Epidural lysis of adhesions (LOA), also known as the Racz procedure, is an interventional technique which involves the dissolution of epidural scar tissue by mechanical means to facilitate the spread of analgesics in an effort to alleviate pain. It is a minimally invasive medical procedure developed at Texas Tech University Health Sciences Center (TTUHSC) in 1989 by Gabor B. Racz. It is a type of percutaneous adhesiolysis procedure commonly used to treat chronic pain resulting from failed back surgery syndrome wherein scar tissue has formed around the nerves and causes pain. Evidence suggests the procedure may also be effective in treating spinal stenosis and radicular pain caused by a herniated disc.
Epidural, (Gk) situated on or outside the dura mater, from epi- "on top of" + dura mater + -al. The noun meaning injection into the epidural region. Lysis, (Gk) lýsis a loosening, releasing; combining form as with adhesiolysis means breaking down, loosening, decomposition.

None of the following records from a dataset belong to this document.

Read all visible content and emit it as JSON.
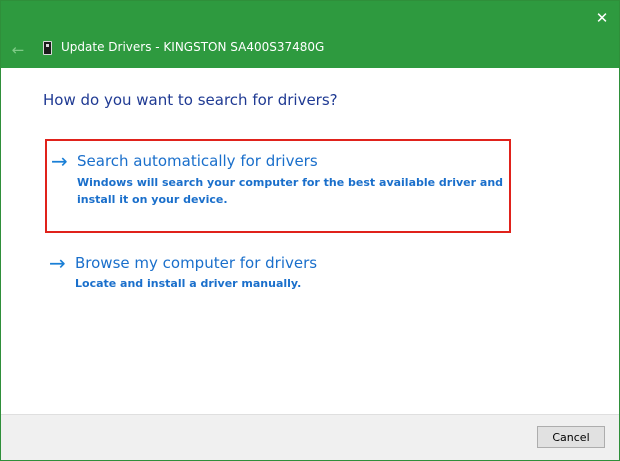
{
  "window": {
    "title": "Update Drivers - KINGSTON SA400S37480G",
    "close_glyph": "✕",
    "back_glyph": "←",
    "accent_color": "#2e9a3f"
  },
  "main": {
    "heading": "How do you want to search for drivers?",
    "options": [
      {
        "arrow": "→",
        "title": "Search automatically for drivers",
        "description": "Windows will search your computer for the best available driver and install it on your device.",
        "highlighted": true
      },
      {
        "arrow": "→",
        "title": "Browse my computer for drivers",
        "description": "Locate and install a driver manually.",
        "highlighted": false
      }
    ]
  },
  "footer": {
    "cancel_label": "Cancel"
  }
}
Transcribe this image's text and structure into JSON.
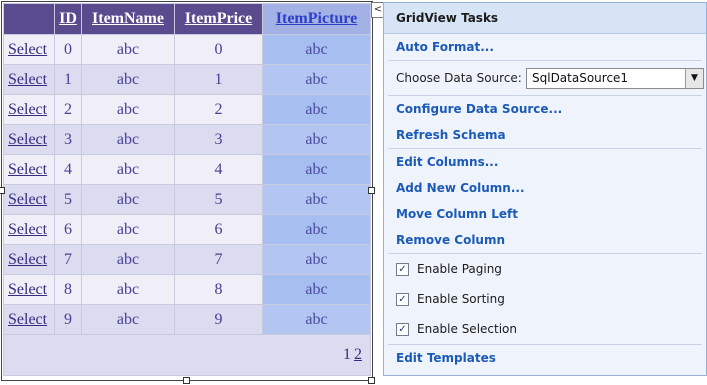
{
  "grid": {
    "columns": [
      "",
      "ID",
      "ItemName",
      "ItemPrice",
      "ItemPicture"
    ],
    "select_label": "Select",
    "rows": [
      {
        "id": "0",
        "name": "abc",
        "price": "0",
        "picture": "abc"
      },
      {
        "id": "1",
        "name": "abc",
        "price": "1",
        "picture": "abc"
      },
      {
        "id": "2",
        "name": "abc",
        "price": "2",
        "picture": "abc"
      },
      {
        "id": "3",
        "name": "abc",
        "price": "3",
        "picture": "abc"
      },
      {
        "id": "4",
        "name": "abc",
        "price": "4",
        "picture": "abc"
      },
      {
        "id": "5",
        "name": "abc",
        "price": "5",
        "picture": "abc"
      },
      {
        "id": "6",
        "name": "abc",
        "price": "6",
        "picture": "abc"
      },
      {
        "id": "7",
        "name": "abc",
        "price": "7",
        "picture": "abc"
      },
      {
        "id": "8",
        "name": "abc",
        "price": "8",
        "picture": "abc"
      },
      {
        "id": "9",
        "name": "abc",
        "price": "9",
        "picture": "abc"
      }
    ],
    "pager": {
      "current": "1",
      "next": "2"
    }
  },
  "smart_tag": {
    "glyph": "<"
  },
  "tasks": {
    "title": "GridView Tasks",
    "auto_format": "Auto Format...",
    "choose_ds_label": "Choose Data Source:",
    "choose_ds_value": "SqlDataSource1",
    "configure_ds": "Configure Data Source...",
    "refresh_schema": "Refresh Schema",
    "edit_columns": "Edit Columns...",
    "add_column": "Add New Column...",
    "move_left": "Move Column Left",
    "remove_column": "Remove Column",
    "enable_paging": "Enable Paging",
    "enable_sorting": "Enable Sorting",
    "enable_selection": "Enable Selection",
    "edit_templates": "Edit Templates"
  },
  "colors": {
    "header_bg": "#5a4a8e",
    "selected_column": "#a7bff0",
    "link": "#1c5ab8"
  }
}
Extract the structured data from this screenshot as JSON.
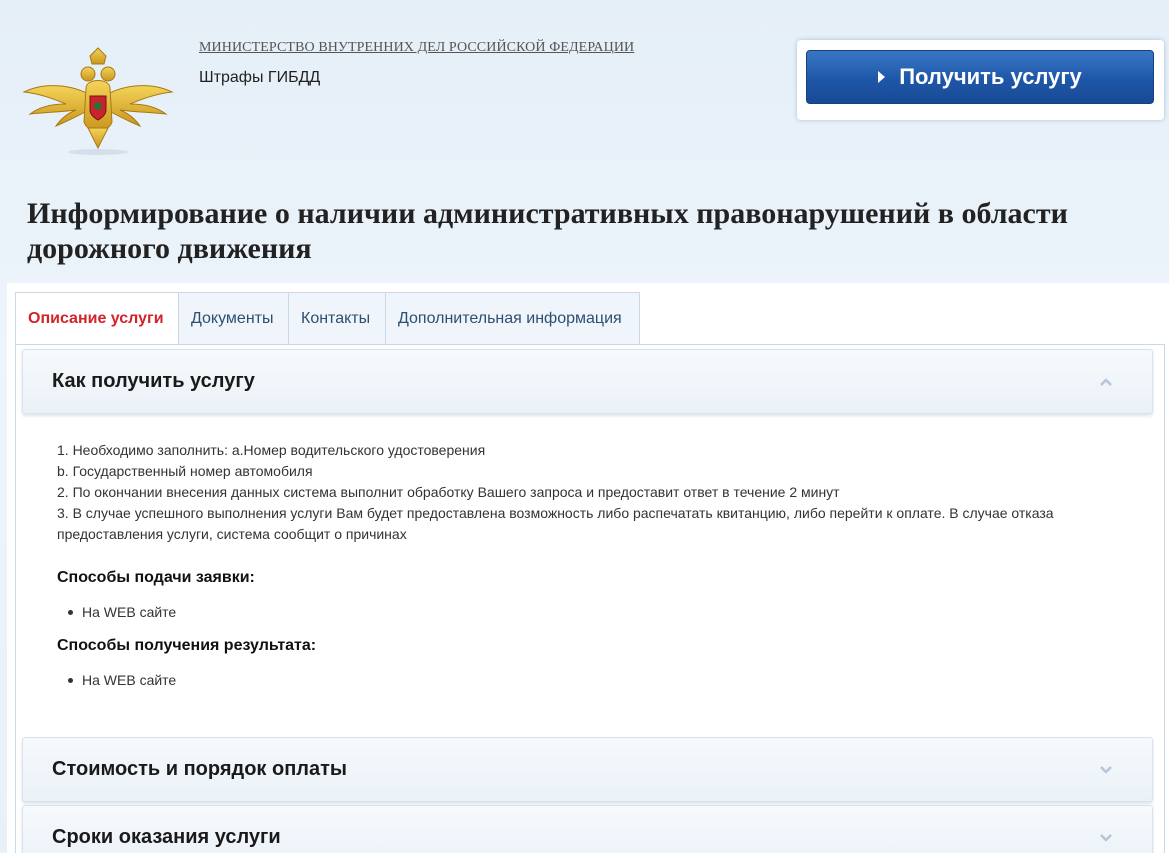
{
  "header": {
    "ministry": "МИНИСТЕРСТВО ВНУТРЕННИХ ДЕЛ РОССИЙСКОЙ ФЕДЕРАЦИИ",
    "subtitle": "Штрафы ГИБДД",
    "emblem_icon": "mvd-eagle-emblem-icon",
    "cta_label": "Получить услугу",
    "cta_icon": "triangle-right-icon"
  },
  "page_title": "Информирование о наличии административных правонарушений в области дорожного движения",
  "tabs": [
    {
      "label": "Описание услуги",
      "active": true
    },
    {
      "label": "Документы",
      "active": false
    },
    {
      "label": "Контакты",
      "active": false
    },
    {
      "label": "Дополнительная информация",
      "active": false
    }
  ],
  "accordion": [
    {
      "title": "Как получить услугу",
      "expanded": true,
      "icon": "chevron-up-icon"
    },
    {
      "title": "Стоимость и порядок оплаты",
      "expanded": false,
      "icon": "chevron-down-icon"
    },
    {
      "title": "Сроки оказания услуги",
      "expanded": false,
      "icon": "chevron-down-icon"
    }
  ],
  "how_to": {
    "lines": [
      "1. Необходимо заполнить: a.Номер водительского удостоверения",
      "b. Государственный номер автомобиля",
      "2. По окончании внесения данных система выполнит обработку Вашего запроса и предоставит ответ в течение 2 минут",
      "3. В случае успешного выполнения услуги Вам будет предоставлена возможность либо распечатать квитанцию, либо перейти к оплате. В случае отказа предоставления услуги, система сообщит о причинах"
    ],
    "submit_title": "Способы подачи заявки:",
    "submit_items": [
      "На WEB сайте"
    ],
    "result_title": "Способы получения результата:",
    "result_items": [
      "На WEB сайте"
    ]
  },
  "colors": {
    "accent_blue": "#1e57a8",
    "active_tab_red": "#d2232a",
    "tab_text": "#2d4f72",
    "page_bg": "#e9f2fa"
  }
}
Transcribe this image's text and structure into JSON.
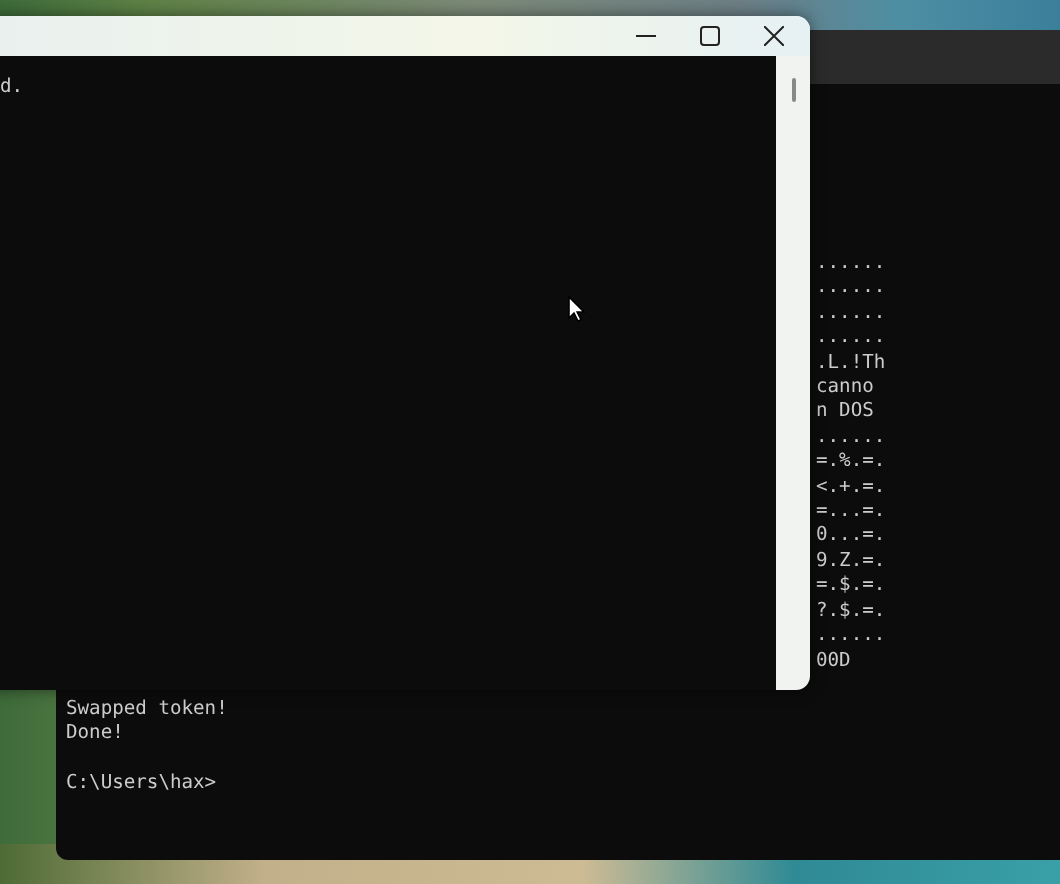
{
  "back_window": {
    "partial_lines": [
      "......",
      "......",
      "......",
      "......",
      ".L.!Th",
      "canno",
      "n DOS",
      "......",
      "=.%.=.",
      "<.+.=.",
      "=...=.",
      "0...=.",
      "9.Z.=.",
      "=.$.=.",
      "?.$.=.",
      "......",
      "00D"
    ],
    "lines": [
      "Swapped token!",
      "Done!"
    ],
    "prompt": "C:\\Users\\hax>"
  },
  "front_window": {
    "lines": [
      "d."
    ]
  }
}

Adhesion (Latin) adhēsiōn- for Latin adhaesiōn- (stem of adhaesiō) a clinging, equivalent. to adhaes(us), past participle of adhaerēre to adhere + -iōn- -ion. Defined as the act, state or quality of adhering.

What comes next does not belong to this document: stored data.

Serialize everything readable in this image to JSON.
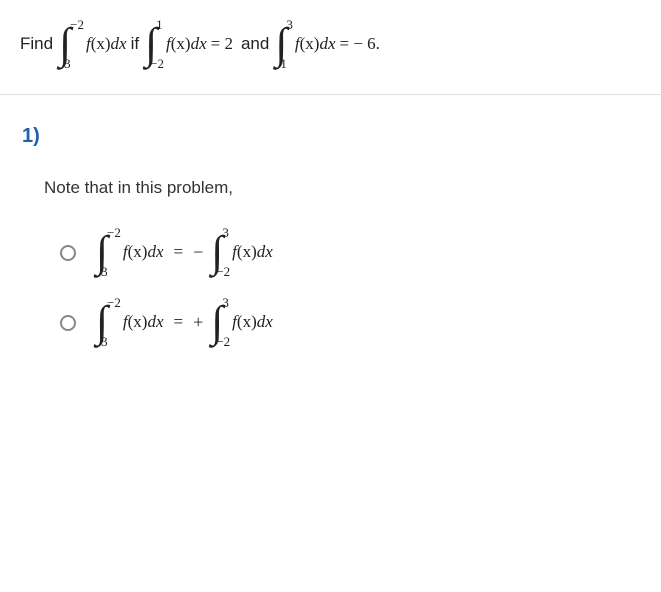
{
  "problem": {
    "lead": "Find",
    "int1": {
      "lower": "3",
      "upper": "−2",
      "expr_f": "f",
      "expr_x": "(x)",
      "expr_d": "d",
      "expr_var": "x"
    },
    "if_word": "if",
    "int2": {
      "lower": "−2",
      "upper": "1",
      "expr_f": "f",
      "expr_x": "(x)",
      "expr_d": "d",
      "expr_var": "x"
    },
    "eq1": "= 2",
    "and_word": "and",
    "int3": {
      "lower": "1",
      "upper": "3",
      "expr_f": "f",
      "expr_x": "(x)",
      "expr_d": "d",
      "expr_var": "x"
    },
    "eq2": "=  − 6."
  },
  "question_number": "1)",
  "note": "Note that in this problem,",
  "options": [
    {
      "left": {
        "lower": "3",
        "upper": "−2",
        "expr_f": "f",
        "expr_x": "(x)",
        "expr_d": "d",
        "expr_var": "x"
      },
      "eq": "=",
      "sign": "−",
      "right": {
        "lower": "−2",
        "upper": "3",
        "expr_f": "f",
        "expr_x": "(x)",
        "expr_d": "d",
        "expr_var": "x"
      }
    },
    {
      "left": {
        "lower": "3",
        "upper": "−2",
        "expr_f": "f",
        "expr_x": "(x)",
        "expr_d": "d",
        "expr_var": "x"
      },
      "eq": "=",
      "sign": "+",
      "right": {
        "lower": "−2",
        "upper": "3",
        "expr_f": "f",
        "expr_x": "(x)",
        "expr_d": "d",
        "expr_var": "x"
      }
    }
  ]
}
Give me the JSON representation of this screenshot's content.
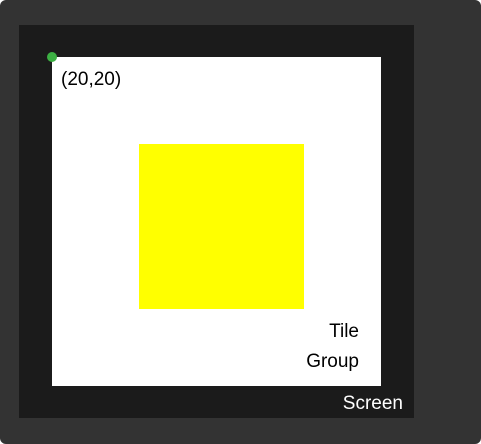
{
  "diagram": {
    "screen_label": "Screen",
    "group_label": "Group",
    "tile_label": "Tile",
    "origin_label": "(20,20)"
  },
  "colors": {
    "frame": "#333333",
    "screen": "#1b1b1b",
    "group": "#ffffff",
    "tile": "#ffff00",
    "origin_marker": "#3cb043"
  }
}
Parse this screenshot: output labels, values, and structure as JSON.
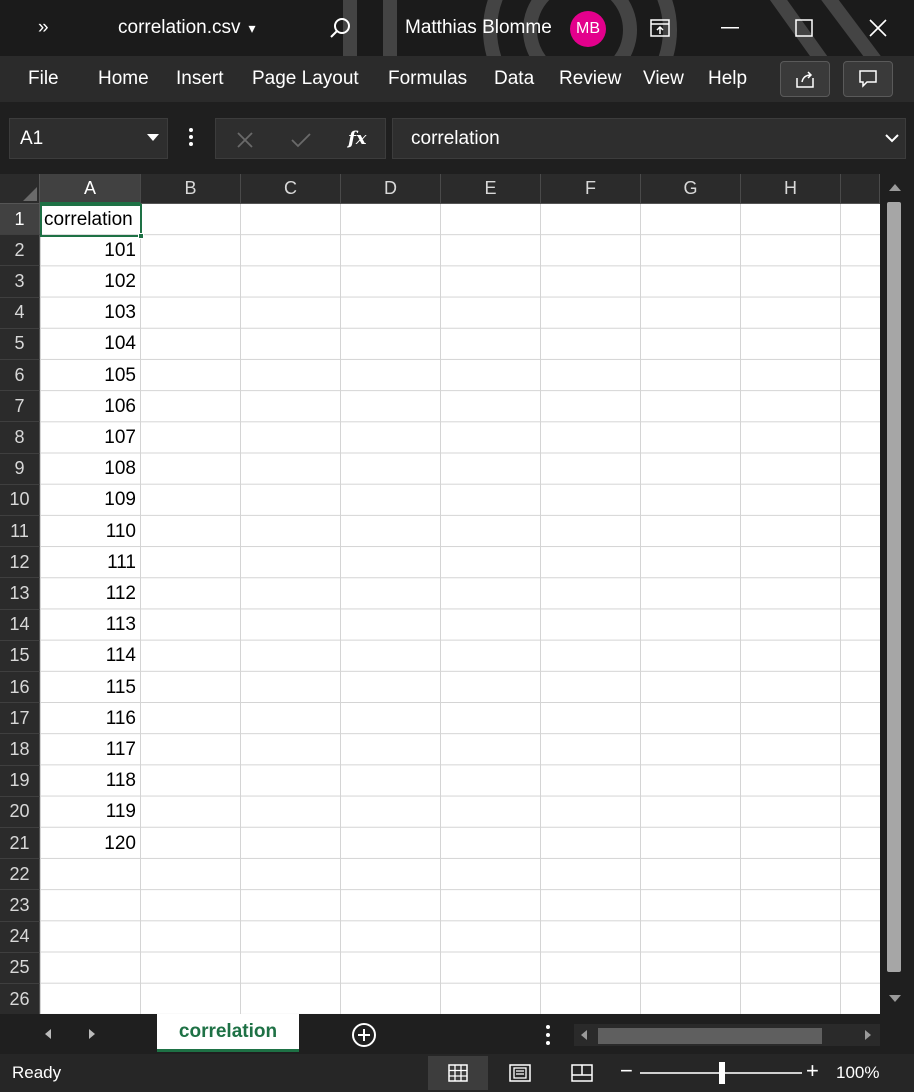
{
  "titlebar": {
    "overflow_label": "»",
    "file_name": "correlation.csv",
    "file_dropdown": "▾",
    "user_name": "Matthias Blomme",
    "user_initials": "MB"
  },
  "menu": {
    "items": [
      "File",
      "Home",
      "Insert",
      "Page Layout",
      "Formulas",
      "Data",
      "Review",
      "View",
      "Help"
    ]
  },
  "formula_bar": {
    "name_box": "A1",
    "fx_label": "fx",
    "content": "correlation"
  },
  "grid": {
    "columns": [
      "A",
      "B",
      "C",
      "D",
      "E",
      "F",
      "G",
      "H"
    ],
    "rows": [
      "1",
      "2",
      "3",
      "4",
      "5",
      "6",
      "7",
      "8",
      "9",
      "10",
      "11",
      "12",
      "13",
      "14",
      "15",
      "16",
      "17",
      "18",
      "19",
      "20",
      "21",
      "22",
      "23",
      "24",
      "25",
      "26"
    ],
    "column_a_values": [
      "correlation",
      "101",
      "102",
      "103",
      "104",
      "105",
      "106",
      "107",
      "108",
      "109",
      "110",
      "111",
      "112",
      "113",
      "114",
      "115",
      "116",
      "117",
      "118",
      "119",
      "120"
    ],
    "selected_cell": "A1"
  },
  "sheets": {
    "tabs": [
      "correlation"
    ],
    "active": "correlation"
  },
  "status": {
    "mode": "Ready",
    "zoom": "100%"
  },
  "colors": {
    "excel_green": "#1e7145",
    "avatar": "#e3008c"
  }
}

While the procedure is found to be effective in removing fibrous tissue in the epidural space, the procedure may create complications. The Racz procedure was only considered after conservative treatments had failed to help patients suffering from low back and cervical pain. According to an evaluation in the Journal of Neuromodulation, "possible known complications include bending of the tip of the introducer needle, shearing/tearing of the catheter, misplacement of the catheter, inadvertent blockage of the catheter or catheter tip, migration of the catheter, hypotension, respiratory depression, urinary and/or fecal incontinence, urinary hesitancy, sexual dysfunction, paresthesia, epidural abscess, and meningitis."